One of the most glaring shortcomings is accessibility. SIFC is supposed to serve as a front-door for investors and yet it almost feels like a closed club. Entrepreneurs and businesses who want to engage have absolutely no idea whom to approach and what the process is. There are no business opportunities visible on their online platforms and there is no digital system in place where investors can access information from.
Another important segment that is completely ignored is the overseas Pakistani community. Millions of Pakistanis working abroad send billions in remittances every year. Yet, most of this money goes into consumption or informal channels, not structured investments.

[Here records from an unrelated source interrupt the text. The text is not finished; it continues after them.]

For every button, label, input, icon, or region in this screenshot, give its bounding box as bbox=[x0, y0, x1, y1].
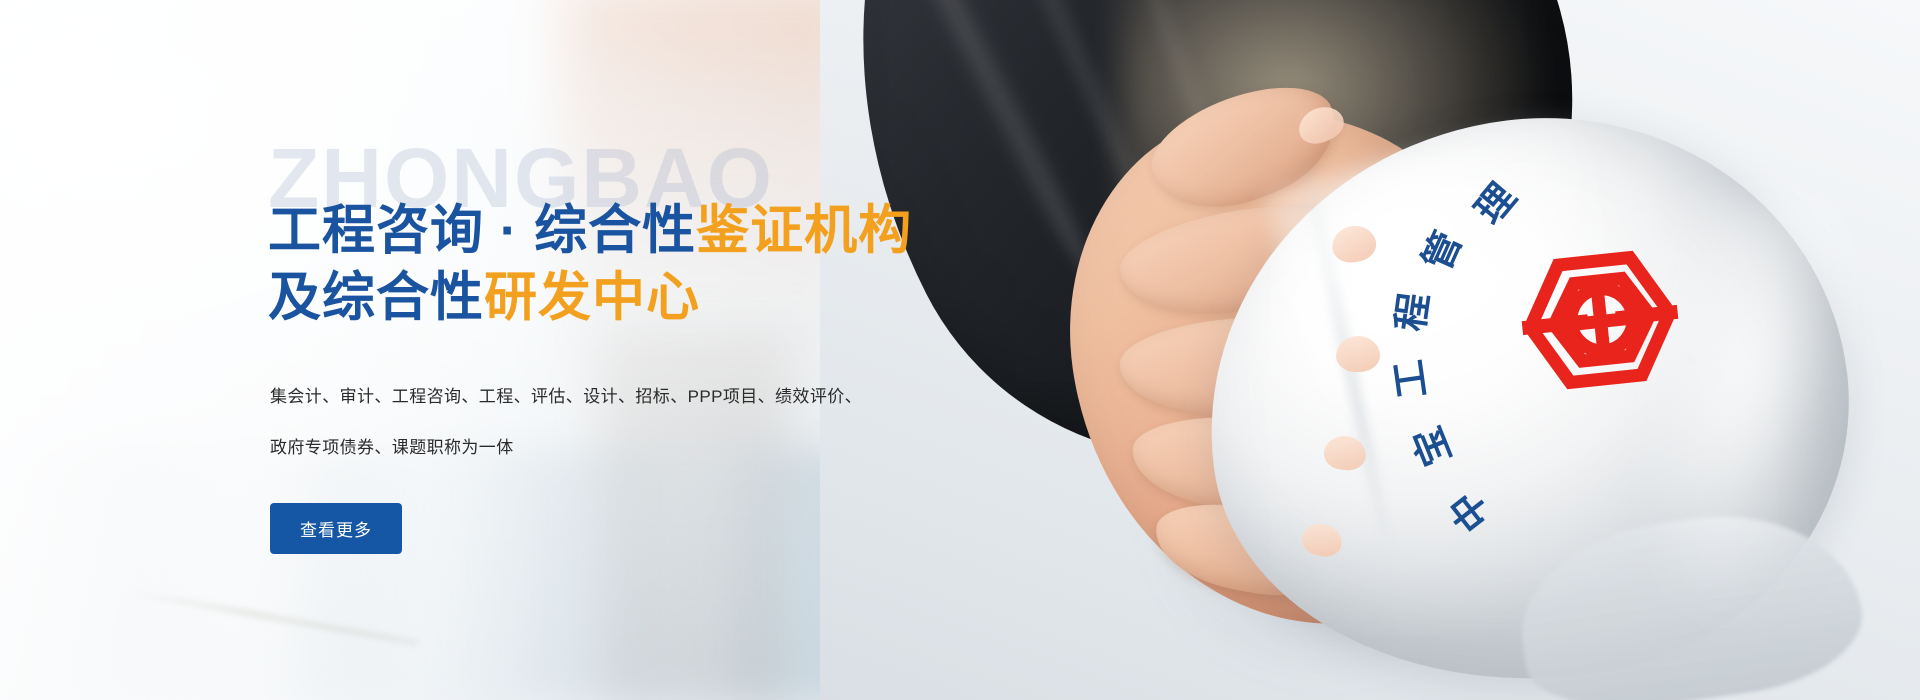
view-more-button[interactable]: 查看更多 bbox=[270, 503, 402, 554]
headline-line-1-orange: 鉴证机构 bbox=[696, 201, 912, 260]
headline-line-2-blue: 及综合性 bbox=[268, 268, 484, 327]
subtitle: 集会计、审计、工程咨询、工程、评估、设计、招标、PPP项目、绩效评价、 政府专项… bbox=[270, 388, 1010, 490]
helmet-arc-char-2: 宝 bbox=[1396, 420, 1461, 476]
hero-content: ZHONGBAO 工程咨询 · 综合性鉴证机构 及综合性研发中心 集会计、审计、… bbox=[268, 0, 1068, 700]
subtitle-line-2: 政府专项债券、课题职称为一体 bbox=[270, 439, 1010, 456]
headline-line-2: 及综合性研发中心 bbox=[268, 265, 1028, 332]
subtitle-line-1: 集会计、审计、工程咨询、工程、评估、设计、招标、PPP项目、绩效评价、 bbox=[270, 388, 1010, 405]
headline-line-2-orange: 研发中心 bbox=[484, 268, 700, 327]
helmet-arc-char-6: 理 bbox=[1460, 169, 1527, 233]
headline-line-1-blue: 工程咨询 · 综合性 bbox=[268, 201, 696, 260]
helmet-arc-char-5: 管 bbox=[1406, 221, 1472, 278]
headline: 工程咨询 · 综合性鉴证机构 及综合性研发中心 bbox=[268, 198, 1028, 332]
helmet-arc-char-1: 中 bbox=[1434, 482, 1501, 546]
headline-line-1: 工程咨询 · 综合性鉴证机构 bbox=[268, 198, 1028, 265]
hero-banner: 中 宝 工 程 管 理 ZHONGBAO bbox=[0, 0, 1920, 700]
helmet-arc-char-4: 程 bbox=[1379, 289, 1439, 334]
zhongbao-hexagon-logo-icon bbox=[1513, 237, 1688, 403]
helmet-arc-char-3: 工 bbox=[1377, 357, 1437, 402]
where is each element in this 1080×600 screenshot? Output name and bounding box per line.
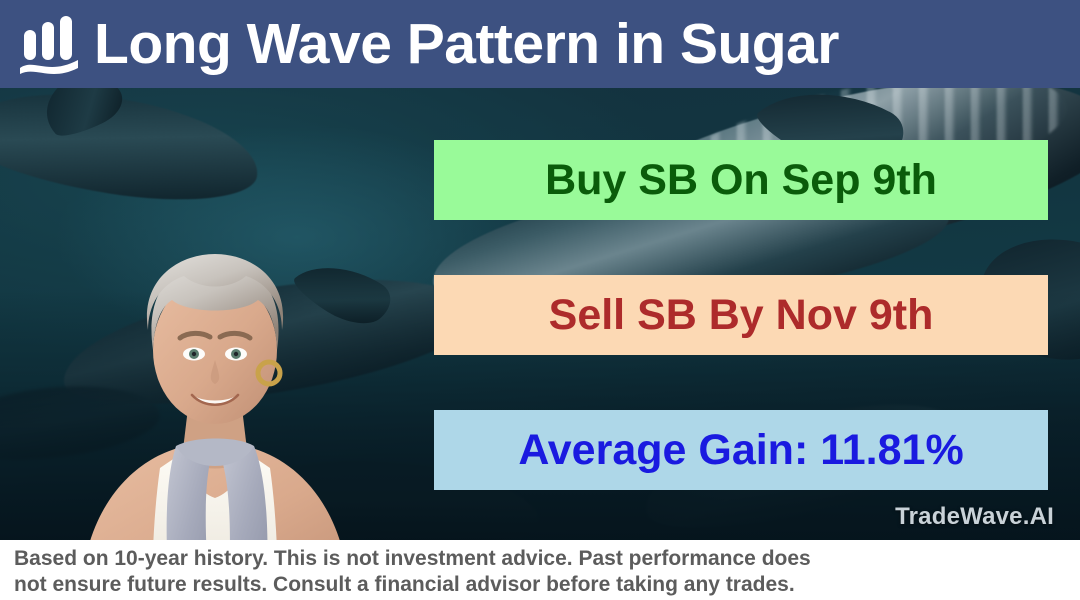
- callout-sell-label: Sell SB By Nov 9th: [549, 294, 934, 337]
- callout-average-gain: Average Gain: 11.81%: [434, 410, 1048, 490]
- disclaimer-line-2: not ensure future results. Consult a fin…: [14, 572, 1072, 598]
- callout-gain-label: Average Gain: 11.81%: [518, 429, 963, 472]
- disclaimer-line-1: Based on 10-year history. This is not in…: [14, 546, 1072, 572]
- callout-buy-label: Buy SB On Sep 9th: [545, 159, 937, 202]
- disclaimer-footer: Based on 10-year history. This is not in…: [0, 540, 1080, 600]
- portrait-head: [147, 254, 283, 424]
- poster-canvas: Long Wave Pattern in Sugar Buy SB On Sep…: [0, 0, 1080, 600]
- callout-sell-signal: Sell SB By Nov 9th: [434, 275, 1048, 355]
- page-title: Long Wave Pattern in Sugar: [94, 16, 839, 73]
- header-bar: Long Wave Pattern in Sugar: [0, 0, 1080, 88]
- brand-watermark: TradeWave.AI: [895, 503, 1054, 531]
- bar-chart-wave-icon: [18, 16, 80, 74]
- callout-buy-signal: Buy SB On Sep 9th: [434, 140, 1048, 220]
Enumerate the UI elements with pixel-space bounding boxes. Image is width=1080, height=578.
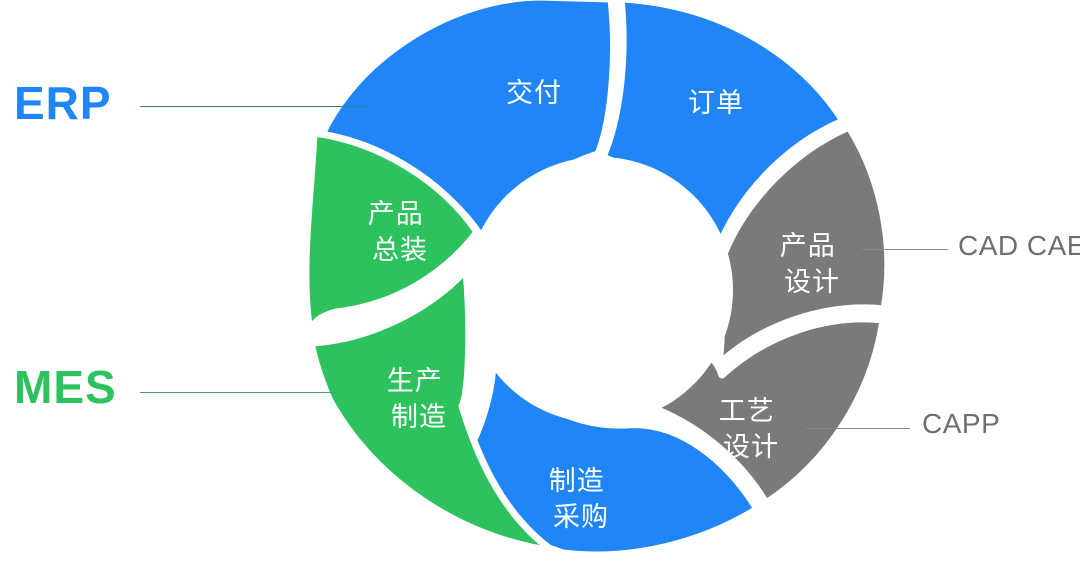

There must be a special mechanism within SIFC designed for overseas Pakistanis: secure, government-approved investment opportunities that assure safety and profitability. For someone sitting in London, Dubai, Riyadh or New York, the ability to invest in a project back home without fear of fraud or mismanagement could unlock billions in fresh capital.
If SIFC is to succeed, it must evolve beyond being a fast-tracking mechanism and become a true magnet for investment. That means building investor trust through transparency, creating bankable projects, reaching out to the global financial community, and giving overseas Pakistanis a structured role in the country’s economic revival.
Pakistan doesn’t just need facilitation; it needs persuasion. If SIFC can make that pivot, it may yet deliver on the bold vision it was founded upon.
The writer is a former State Minister for Education and Professional Training, former Member of the National Assembly of Pakistan, Chairperson of the Prime Minister’s Youth Programme and Director at Media Times.